Richtmyer - Meshkov instability in a spherical target with density variation

TL;DR

This paper investigates the Richtmyer-Meshkov instability in a spherical target considering density variation, revealing how interface perturbations evolve during implosion in inertial confinement fusion and aligning well with experimental data.

Contribution

It extends the analysis of RM instability to spherical geometry with density variation, providing analytical insights into interface behavior during ICF implosion.

Findings

Interface perturbations decrease then increase over time.

Density peaks correspond to minimum interface radius.

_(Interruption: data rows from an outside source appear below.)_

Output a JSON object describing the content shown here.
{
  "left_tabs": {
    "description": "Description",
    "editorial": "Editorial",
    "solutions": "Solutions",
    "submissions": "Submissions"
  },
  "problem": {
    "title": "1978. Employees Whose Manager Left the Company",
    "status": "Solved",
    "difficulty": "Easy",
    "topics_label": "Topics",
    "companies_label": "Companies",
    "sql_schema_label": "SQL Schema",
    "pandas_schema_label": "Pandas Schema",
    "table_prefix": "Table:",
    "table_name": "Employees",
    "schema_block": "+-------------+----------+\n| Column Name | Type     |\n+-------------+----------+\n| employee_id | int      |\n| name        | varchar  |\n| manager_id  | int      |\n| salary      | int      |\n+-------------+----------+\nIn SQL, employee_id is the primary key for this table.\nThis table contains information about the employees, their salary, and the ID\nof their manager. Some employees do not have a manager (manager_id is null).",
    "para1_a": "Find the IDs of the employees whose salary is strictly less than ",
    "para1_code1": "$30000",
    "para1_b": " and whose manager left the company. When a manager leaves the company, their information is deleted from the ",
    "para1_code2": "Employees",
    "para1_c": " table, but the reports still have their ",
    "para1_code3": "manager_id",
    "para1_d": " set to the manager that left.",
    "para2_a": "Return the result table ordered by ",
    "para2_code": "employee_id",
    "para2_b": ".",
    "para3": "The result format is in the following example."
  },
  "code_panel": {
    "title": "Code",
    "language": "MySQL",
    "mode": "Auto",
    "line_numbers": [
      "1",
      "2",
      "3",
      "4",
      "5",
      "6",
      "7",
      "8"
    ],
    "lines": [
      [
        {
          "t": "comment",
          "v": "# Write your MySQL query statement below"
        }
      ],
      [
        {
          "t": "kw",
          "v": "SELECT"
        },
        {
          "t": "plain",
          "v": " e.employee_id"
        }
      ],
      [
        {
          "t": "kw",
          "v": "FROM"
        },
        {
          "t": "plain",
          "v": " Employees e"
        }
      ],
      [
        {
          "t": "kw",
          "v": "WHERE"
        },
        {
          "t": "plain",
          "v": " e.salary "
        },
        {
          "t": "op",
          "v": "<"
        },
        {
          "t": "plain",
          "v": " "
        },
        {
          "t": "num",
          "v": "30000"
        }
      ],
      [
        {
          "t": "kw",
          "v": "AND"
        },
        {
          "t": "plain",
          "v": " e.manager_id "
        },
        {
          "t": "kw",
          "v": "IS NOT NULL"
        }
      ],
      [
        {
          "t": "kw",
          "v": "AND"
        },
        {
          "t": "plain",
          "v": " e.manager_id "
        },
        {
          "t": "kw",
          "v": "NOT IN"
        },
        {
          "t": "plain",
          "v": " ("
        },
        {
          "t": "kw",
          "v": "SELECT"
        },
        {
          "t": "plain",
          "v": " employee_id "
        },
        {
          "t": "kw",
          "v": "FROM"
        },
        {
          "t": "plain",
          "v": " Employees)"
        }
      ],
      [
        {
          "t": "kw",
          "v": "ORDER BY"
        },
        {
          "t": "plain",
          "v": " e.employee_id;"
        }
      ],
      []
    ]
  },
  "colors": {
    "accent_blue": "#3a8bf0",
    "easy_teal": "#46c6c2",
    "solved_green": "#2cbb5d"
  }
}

Results agree qualitatively with experiments and simulations.

Abstract

The motion of unstable fluid interface due to Richtmyer - Meshkov (RM) instability incorporating with density variation has been studied in a spherical target using Lagrangian formulation. During the compression in Inertial Confinement Fusion (ICF)process, the density of deuterium - tritium (DT) fuel increases 1000 times greater than the density of gaseous DT fuel within the core of spherical target. We have extended the feature of density variation [PRA,84-Mikaelian & Lindl] in spherical geometry.Due to convergent shock impingement, the perturbed interface will be nonspherical which leads to the density variation in both radial as well as in polar angle. We have shown that the interface of perturbed surface decreases with time to reach a minimum and then kick back to gradual increase. As the perturbed radius decreases, the density increases and reaches a maxima corresponding to a minima of perturbed radius. This is the practical situation of density characteristics during implosion of ICF. The numerical results based on our analytical work show a good qualitative agreement with some experimental as well as simulation results.